Ia juga memberikan apresiasi kepada masyarakat dan pihak jasa pengiriman yang telah memberikan informasi awal sehingga upaya penyelundupan tersebut dapat digagalkan.

“Sinergi dengan masyarakat dan pihak jasa pengiriman menjadi faktor penting dalam memutus mata rantai peredaran rokok ilegal,” tambahnya.

Berdasarkan perhitungan mengacu pada Peraturan Menteri Keuangan Nomor 26 Tahun 2026 tentang Tarif Cukai Hasil Tembakau, nilai barang bukti diperkirakan mencapai Rp1.359.360.000.

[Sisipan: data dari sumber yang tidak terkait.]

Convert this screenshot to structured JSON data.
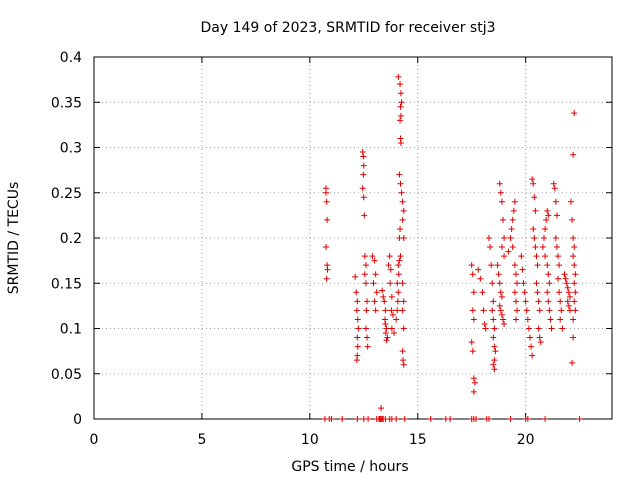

Sementara itu, potensi kerugian negara dari sektor cukai diperkirakan sebesar Rp1.348.809.856, sehingga total nilai ekonomi yang berhasil diamankan mencapai sekitar Rp2.708.169.856.

Saat ini seluruh barang bukti beserta pihak yang terkait masih diamankan di Markas Kodaeral XI untuk menjalani proses hukum lebih lanjut. Penanganan perkara juga akan dikoordinasikan dengan instansi terkait guna mendalami kemungkinan adanya jaringan distribusi rokok ilegal yang lebih luas.

Keberhasilan tersebut sejalan dengan kebijakan Kepala Staf Angkatan Laut (Kasal) Laksamana TNI Dr. Muhammad Ali, yang menekankan pentingnya penguatan penegakan hukum di wilayah maritim serta pemberantasan berbagai bentuk perdagangan ilegal yang berpotensi merugikan negara dan masyarakat.